Specifically how do you get lower LSM users to engage with content that is marketed to a very small percentage of the population? In South Africa we have a population of roughly 52 million people. According to the MMA (Mobile Marketing Association of South Africa) there is roughly a 50/50 split in users that have handsets with access to the internet or entry level phones that don't have access to the internet. How is it that we forget about the other 50%... when these individuals are the ones that are generally the less exposed to the onslaught of always on media.

Make your content available to a user that will actually engage with it. There is absolutely no point in marketing your brand on premium channels... even if it's a trade exchange... or other group media if it's going to kill off a profitable brand. Using platforms like mobile display and SMS, all of which offer affordable and engaging marketing opportunities in tangible ROI deliverables, can deliver extreme value to publishing brands.

Look at the mobile subscription model... click on a banner or shortcode, subscribe to a service and pay for it with airtime. This is a multi-billion dollar industry globally, yet publishers struggle to embrace different revenue streams to meet increasing overheads. African social chat services spend millions to get users to use their platforms and are able to build successful businesses off pieces of technology that are marketed correctly to the relevant user, with a focus on performance and ROI for every rand that they spend.

There is so much more out there than just a website, mobisite and print. Using data collected from measured media can give a brand like FHM the competitive edge over their competitors in the trade marketing environment through an integrated approach.
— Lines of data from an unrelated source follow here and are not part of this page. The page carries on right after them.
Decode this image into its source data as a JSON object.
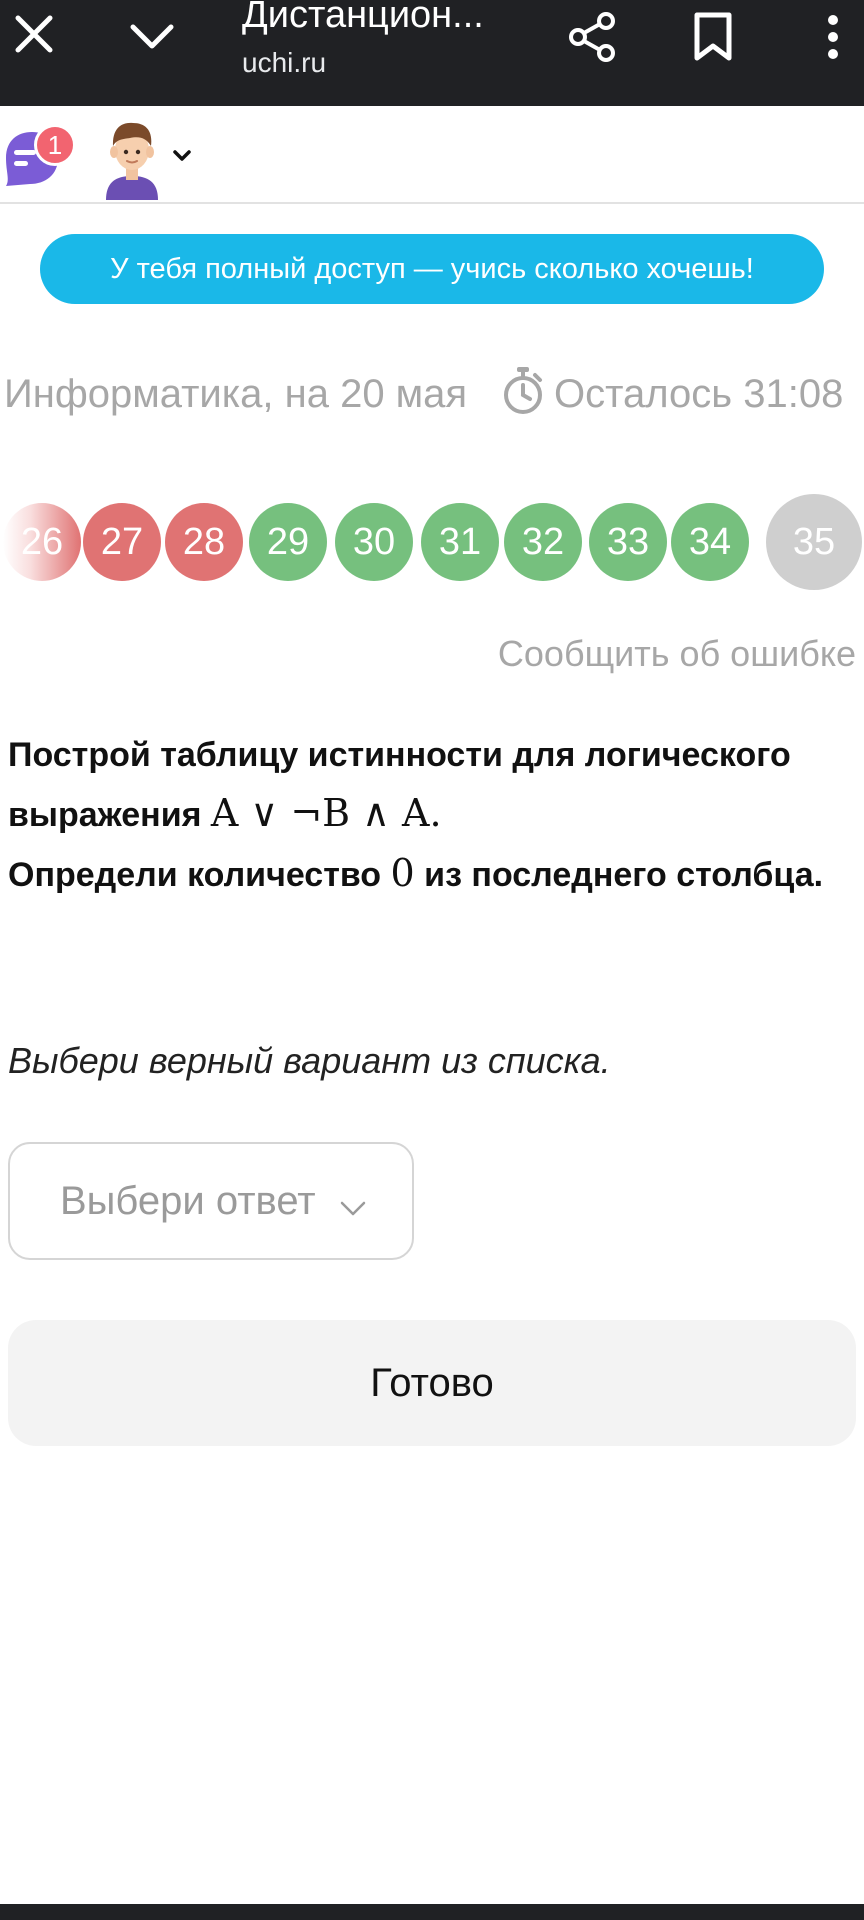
{
  "browser": {
    "title": "Дистанцион...",
    "url": "uchi.ru",
    "icons": [
      "close-icon",
      "chevron-down-icon",
      "share-icon",
      "bookmark-icon",
      "more-vert-icon"
    ]
  },
  "header": {
    "chat_badge_count": "1",
    "icons": [
      "chat-icon",
      "avatar-icon",
      "chevron-down-icon"
    ]
  },
  "banner": {
    "text": "У тебя полный доступ — учись сколько хочешь!"
  },
  "lesson": {
    "subject": "Информатика, на 20 мая",
    "timer_text": "Осталось 31:08",
    "timer_icon": "stopwatch-icon"
  },
  "pager": {
    "questions": [
      {
        "num": "26",
        "status": "wrong"
      },
      {
        "num": "27",
        "status": "wrong"
      },
      {
        "num": "28",
        "status": "wrong"
      },
      {
        "num": "29",
        "status": "right"
      },
      {
        "num": "30",
        "status": "right"
      },
      {
        "num": "31",
        "status": "right"
      },
      {
        "num": "32",
        "status": "right"
      },
      {
        "num": "33",
        "status": "right"
      },
      {
        "num": "34",
        "status": "right"
      },
      {
        "num": "35",
        "status": "current"
      }
    ]
  },
  "report_error": "Сообщить об ошибке",
  "question": {
    "part1": "Построй таблицу истинности для логического выражения ",
    "formula": "A ∨ ¬B ∧ A.",
    "part2": "Определи количество ",
    "zero": "0",
    "part3": " из последнего столбца."
  },
  "hint": "Выбери верный вариант из списка.",
  "answer_select": {
    "placeholder": "Выбери ответ"
  },
  "done_button": "Готово",
  "colors": {
    "topbar": "#202124",
    "banner": "#1ab8e8",
    "wrong": "#e07373",
    "right": "#76c07e",
    "current": "#cfcfcf",
    "badge": "#f26470",
    "chat": "#7b5cd6"
  }
}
In my opinion publishing brands are so fixated on retaining the brand equity, that they have lost sight of what is actually available to them to drive loyalty.

The sad part is that advertising with a performance metric need no longer be a cloak-and-dagger media buy, giving you little to no knowledge of where or what your campaign is targeting. With programmatic media buying and data collection, both smart and feature phone, matching some of the best across the globe available in our local market, there is no excuse.

We are a mobile society, embrace it and make it the core of your brand strategy to ensure ultimate success. Even if you are a media brand and supposedly know what you are doing.